The Wee Hours Takes a Vacation—To Bahamian Dissipation

Is it self-awareness or self-loathing? (Peter Arkle)

The grand plan was to stay sober for the month of January, and it failed. It collapsed the moment we touched down in the Bahamas and felt the silky warmth outside the Nassau airport. The whole place was wet with the prospect of booze—its bars, its dewy palm trees, its bikini-wearing swimmers, its cerulean wading pools. The plane’s tires hit the tarmac, and from then on, rum was god.

In the boxy cab we removed our loafers, took off our socks, stuffed them in a spare pocket of a hand-me-down attaché case and shoved our heels back into the miniature leather gondolas. The engine growled down hardy roads, handling the this-way-that-way roundabouts with the finesse of an arcade pinball.

It was 13 degrees in New York and we had taken up our father’s offer of a trip to Paradise Island.


The Atlantis Casino Resort revealed itself all at once. The skyline resembled a monstrous coral reef that decided to gasp for air. Inside, were marble citadels festooned with mock-Roman buttresses. Beyond that, an array of maritime myth figures with tide-blown hair stuck to the ceilings. There were more aquariums than elevators, not to mention the hanging gardens, the thrones for photo ops, the fountains—a lost city reassembled, cobbled together from the garage sales of billionaires.

Inside the resort, everyone was drunk. The old men in shirts that flapped in the air conditioning, sneaky 17-year-olds with room keys connected to their fathers’ credit cards, day-tripping cruise ship skippers laid over in the Bahamas for the night, gamblers, dancers, swingers, bachelors—and us, drunk (despite our previous resolution).

It was the rum, that sugar cane spirit, the thing once responsible for the economies of these blissful islands. Maybe there’s a reason why we never drink rum in New York City.


“Señor Frog’s?” the taxi driver said. “Well, sure, but it’s for the teenybopper set. I usually work by the Hilton, right there, and they’re so nice when they’re sober. But then, ugh, later, well, they’re lifting each other up, drunk.”

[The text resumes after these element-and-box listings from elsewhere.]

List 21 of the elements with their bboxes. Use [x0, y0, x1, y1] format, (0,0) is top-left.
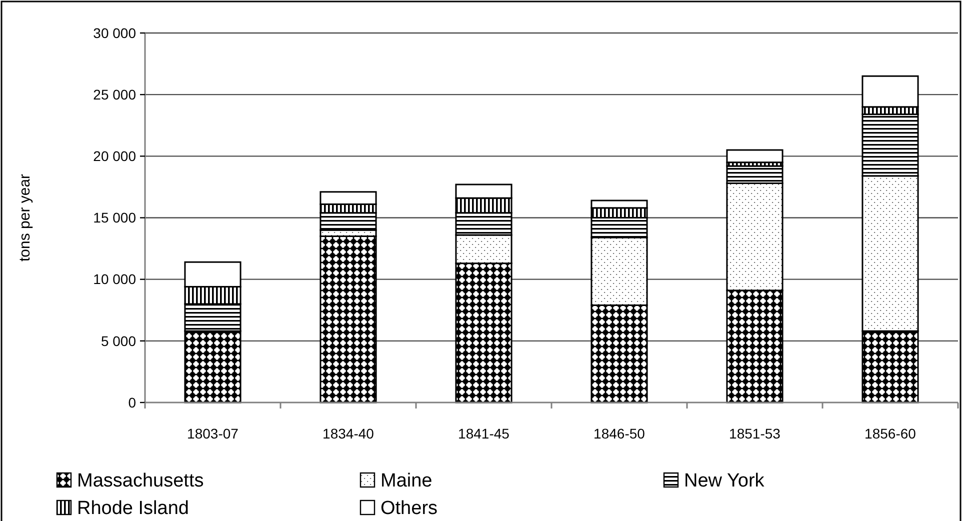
- y-tick-label: 20 000: [93, 148, 136, 164]
- bar: [320, 235, 377, 404]
- y-tick-label: 5 000: [100, 332, 136, 349]
- x-tick-label: 1841-45: [458, 425, 510, 442]
- y-tick-label: 25 000: [93, 86, 136, 102]
- y-tick-label: 30 000: [93, 24, 136, 41]
- bar: [726, 149, 784, 164]
- y-tick-label: 15 000: [93, 210, 136, 226]
- x-tick-label: 1803-07: [187, 425, 239, 442]
- y-tick-label: 10 000: [93, 271, 136, 288]
- legend-label: Rhode Island: [77, 498, 189, 520]
- y-tick-label: 0: [128, 394, 136, 410]
- x-tick-label: 1834-40: [322, 425, 374, 442]
- legend-label: Maine: [380, 470, 432, 492]
- x-tick-label: 1851-53: [729, 425, 781, 442]
- legend-label: Massachusetts: [77, 470, 204, 492]
- legend-label: New York: [684, 470, 765, 492]
- legend-label: Others: [380, 498, 438, 520]
- y-axis-title: tons per year: [16, 174, 34, 262]
- x-tick-label: 1846-50: [594, 425, 646, 442]
- x-tick-label: 1856-60: [864, 425, 916, 442]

It was our last night, and we were passing the boutique row in the main drag of the town—Coach, Cartier, United Colors of Benetton. We had been drinking most of the day.

“I have a friend who works there, at Señor Frog’s,” the cab driver said. “I tell him, man, what did you put in those children’s drinks!”

The cab stopped and by the deck of Senor Frog’s the receiving line of stumbling girls in tank tops grabbed at the wooden railings. The spring break aesthetic had been thawed out for winter. “I’m a Vageterian!” read one of the signs on the wall. We walked beside them to the bar, had frozen rum cocktails, and watched as the stragglers went after desperate pairings. The rum moved their feet and behind them cruise ships the size of Central Park began to inch out of the bay beside Paradise Island.

Stay here?” a girl said into her phone outside. Bahamian men barked, “Cab! Cab!” at us as they pulled up out of waterside alleys, curling lips of tide flouncing beyond the dock. She too swayed tipsily as the DJ dipped hints of keyboard—a new song—into his mix, and it evaporated into the opening melody of Rihanna’s “We Found Love.”

“I don’t even want to be here,” said the girl into the phone.

Upon returning to the Atlantis, we encountered a slurring man in Nantucket Reds and a checkered shirt who was flailing against three black guards trying to contain him.

“A little too much of grandma’s medicine,” our cabbie averred.